The next step is to determine the values of $k_3$ such that it satisfies the following:

$$\frac{48k\left|c\right|-6{\left|c\right|}^2}{48k^2-56k\left|c\right|+7{\left|c\right|}^2}<1.$$

(17)

From Equation (17),

$$\begin{array}{l}\frac{48k_3\left|c\right|-6{\left|c\right|}^2}{48k_3^2-56k_3\left|c\right|+7{\left|c\right|}^2}<1\\ \Rightarrow 48k_3\left|c\right|-6{\left|c\right|}^2<48k_3^2-56k_3\left|c\right|+7{\left|c\right|}^2\\ \Rightarrow 48k_3^2-104k_3\left|c\right|+13{\left|c\right|}^2>0\\ \Rightarrow k_3^2-\frac{13}{6}{k}_3\left|c\right|+\frac{13}{48}{\left|c\right|}^2>0\\ \Rightarrow k_3<\frac{13-\sqrt{130}}{12}\left|c\right|\approx 0.133187\left|c\right| OR k_3>\frac{13+\sqrt{130}}{12}\left|c\right|\approx 2.03345\left|c\right|.\end{array}$$

Since $k>\frac{7+2\sqrt{7}}{12}\left|c\right|$, then $k_3>\frac{13+\sqrt{130}}{12}\left|c\right|$ is the range of values of $k_3$ such that it satisfies Equation (17). Since the range of values of $k_3$ satisfies the condition in Theorem 3, then $z{T}_{p,b,c}^{\text{'}}$ is starlike in $U$ which, in turn, implies that $T_{p,b,c}$ is convex in $U$ by the Alexander theorem. □

4. Conclusions

In summary, the bounds on $k$ for function $T_{p,b,c}$ to be univalent, starlike, and convex were obtained. Specifically, for $k=k_1>1.098143352\left|c\right|$, $T_{p,b,c}$ is univalent; for $k=k_2>0.970886809\left|c\right|,$ $T_{p,b,c}$ is starlike; and for $k=k_3>2.03345\left|c\right|,$ $T_{p,b,c}$ is convex.
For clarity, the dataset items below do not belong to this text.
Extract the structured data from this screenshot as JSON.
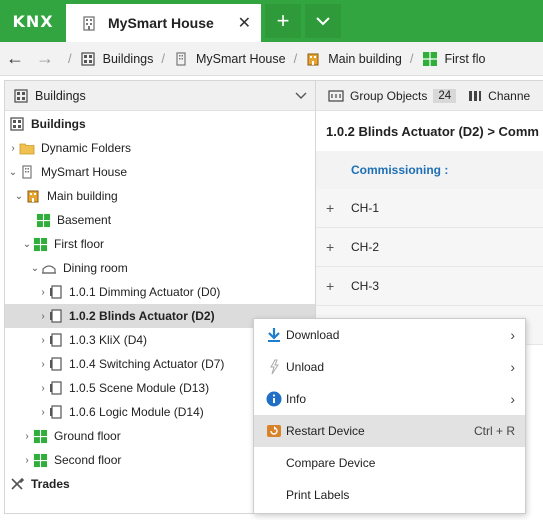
{
  "app": {
    "logo": "KNX"
  },
  "tab": {
    "title": "MySmart House",
    "close": "✕"
  },
  "titlebar": {
    "add": "+",
    "dropdown": "⌄"
  },
  "nav": {
    "back": "←",
    "forward": "→",
    "separator": "/",
    "breadcrumbs": [
      "Buildings",
      "MySmart House",
      "Main building",
      "First flo"
    ]
  },
  "left_panel": {
    "header": "Buildings",
    "tree": [
      {
        "label": "Buildings",
        "bold": true
      },
      {
        "label": "Dynamic Folders"
      },
      {
        "label": "MySmart House"
      },
      {
        "label": "Main building"
      },
      {
        "label": "Basement"
      },
      {
        "label": "First floor"
      },
      {
        "label": "Dining room"
      },
      {
        "label": "1.0.1 Dimming Actuator (D0)"
      },
      {
        "label": "1.0.2 Blinds Actuator (D2)",
        "bold": true,
        "selected": true
      },
      {
        "label": "1.0.3 KliX (D4)"
      },
      {
        "label": "1.0.4 Switching Actuator (D7)"
      },
      {
        "label": "1.0.5 Scene Module (D13)"
      },
      {
        "label": "1.0.6 Logic Module (D14)"
      },
      {
        "label": "Ground floor"
      },
      {
        "label": "Second floor"
      },
      {
        "label": "Trades",
        "bold": true
      }
    ]
  },
  "right_panel": {
    "tabs": [
      {
        "label": "Group Objects",
        "badge": "24"
      },
      {
        "label": "Channe"
      }
    ],
    "device_title": "1.0.2 Blinds Actuator (D2) > Comm",
    "commissioning_label": "Commissioning :",
    "channels": [
      "CH-1",
      "CH-2",
      "CH-3"
    ]
  },
  "context_menu": {
    "items": [
      {
        "label": "Download",
        "submenu": "›"
      },
      {
        "label": "Unload",
        "submenu": "›"
      },
      {
        "label": "Info",
        "submenu": "›"
      },
      {
        "label": "Restart Device",
        "shortcut": "Ctrl + R"
      },
      {
        "label": "Compare Device"
      },
      {
        "label": "Print Labels"
      }
    ]
  },
  "colors": {
    "brand_green": "#33a540",
    "accent_blue": "#1e6fb5"
  }
}
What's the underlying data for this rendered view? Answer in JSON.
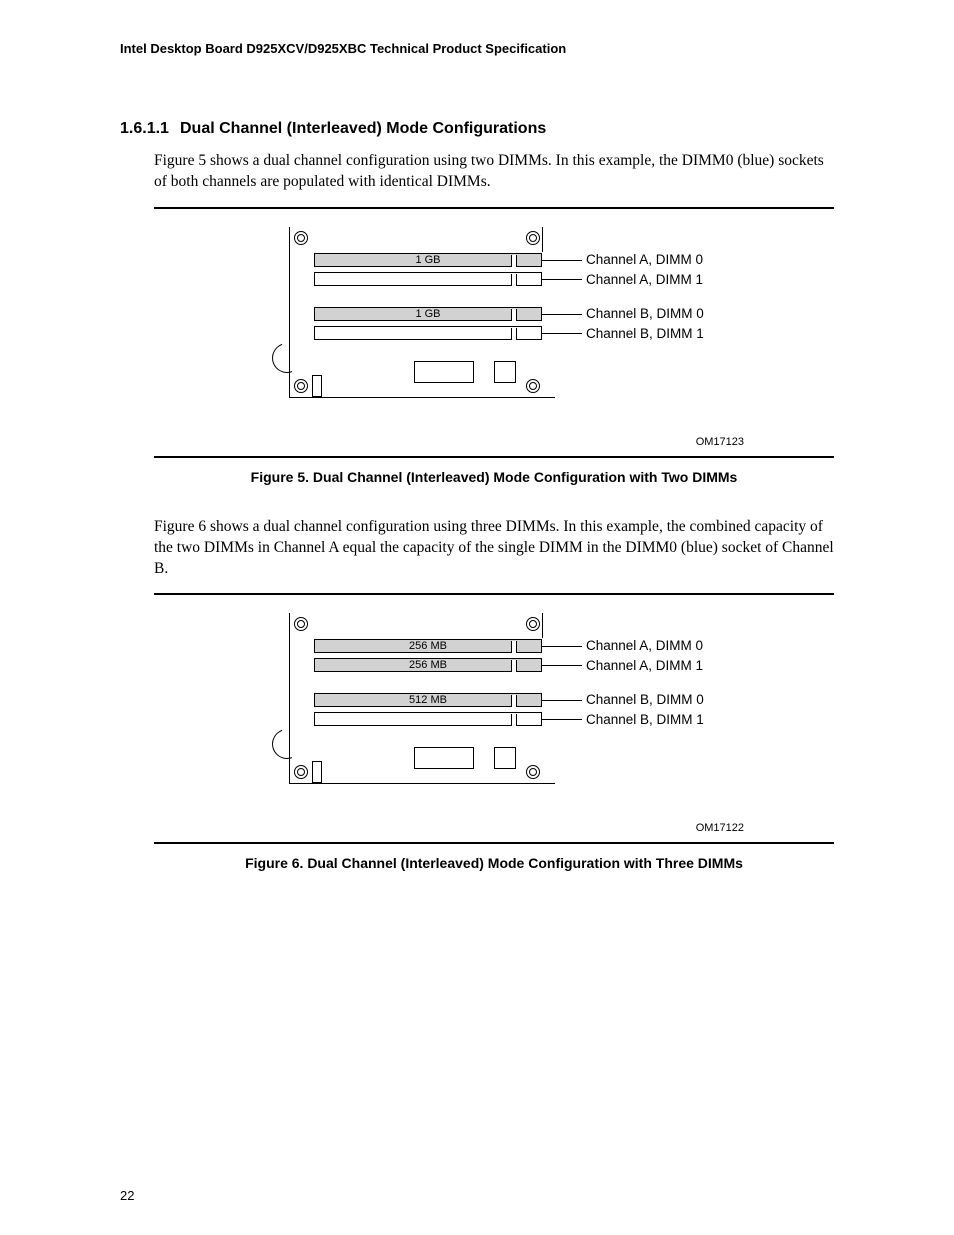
{
  "header": "Intel Desktop Board D925XCV/D925XBC Technical Product Specification",
  "section": {
    "number": "1.6.1.1",
    "title": "Dual Channel (Interleaved) Mode Configurations"
  },
  "para1": "Figure 5 shows a dual channel configuration using two DIMMs.  In this example, the DIMM0 (blue) sockets of both channels are populated with identical DIMMs.",
  "para2": "Figure 6 shows a dual channel configuration using three DIMMs.  In this example, the combined capacity of the two DIMMs in Channel A equal the capacity of the single DIMM in the DIMM0 (blue) socket of Channel B.",
  "fig5": {
    "slots": {
      "a0": {
        "size": "1 GB",
        "filled": true,
        "label": "Channel A, DIMM 0"
      },
      "a1": {
        "size": "",
        "filled": false,
        "label": "Channel A, DIMM 1"
      },
      "b0": {
        "size": "1 GB",
        "filled": true,
        "label": "Channel B, DIMM 0"
      },
      "b1": {
        "size": "",
        "filled": false,
        "label": "Channel B, DIMM 1"
      }
    },
    "om": "OM17123",
    "caption": "Figure 5.  Dual Channel (Interleaved) Mode Configuration with Two DIMMs"
  },
  "fig6": {
    "slots": {
      "a0": {
        "size": "256 MB",
        "filled": true,
        "label": "Channel A, DIMM 0"
      },
      "a1": {
        "size": "256 MB",
        "filled": true,
        "label": "Channel A, DIMM 1"
      },
      "b0": {
        "size": "512 MB",
        "filled": true,
        "label": "Channel B, DIMM 0"
      },
      "b1": {
        "size": "",
        "filled": false,
        "label": "Channel B, DIMM 1"
      }
    },
    "om": "OM17122",
    "caption": "Figure 6.  Dual Channel (Interleaved) Mode Configuration with Three DIMMs"
  },
  "page": "22"
}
The bounds obtained for convexity and starlikeness of the function $T_{p,b,c}$ are in agreement since $k_2<k_3$ and all convex functions are starlike. Secondly, the same goes for the function to be univalent and convex since $k_1<k_3$ and all convex functions are univalent for $z\in U$. However, since the bounds obtained in $k_1$ and $k_2$ are not necessarily sharp, the relationship between $k_1$ and $k_2$ does not imply the outcome that all starlike functions are univalent in the unit disk. This is probably due to the fact that the approach in establishing Theorem 3 used Lemma 3 (a necessary condition) as opposed to using Proposition 1 (necessary and sufficient). This allows for further research to explore better methods, such as using Proposition 1, to achieve better bounds. Nevertheless, the results attained in this paper are in adherence with the results in Reference [26]. Conducting further research in the future will hopefully produce a sharper result.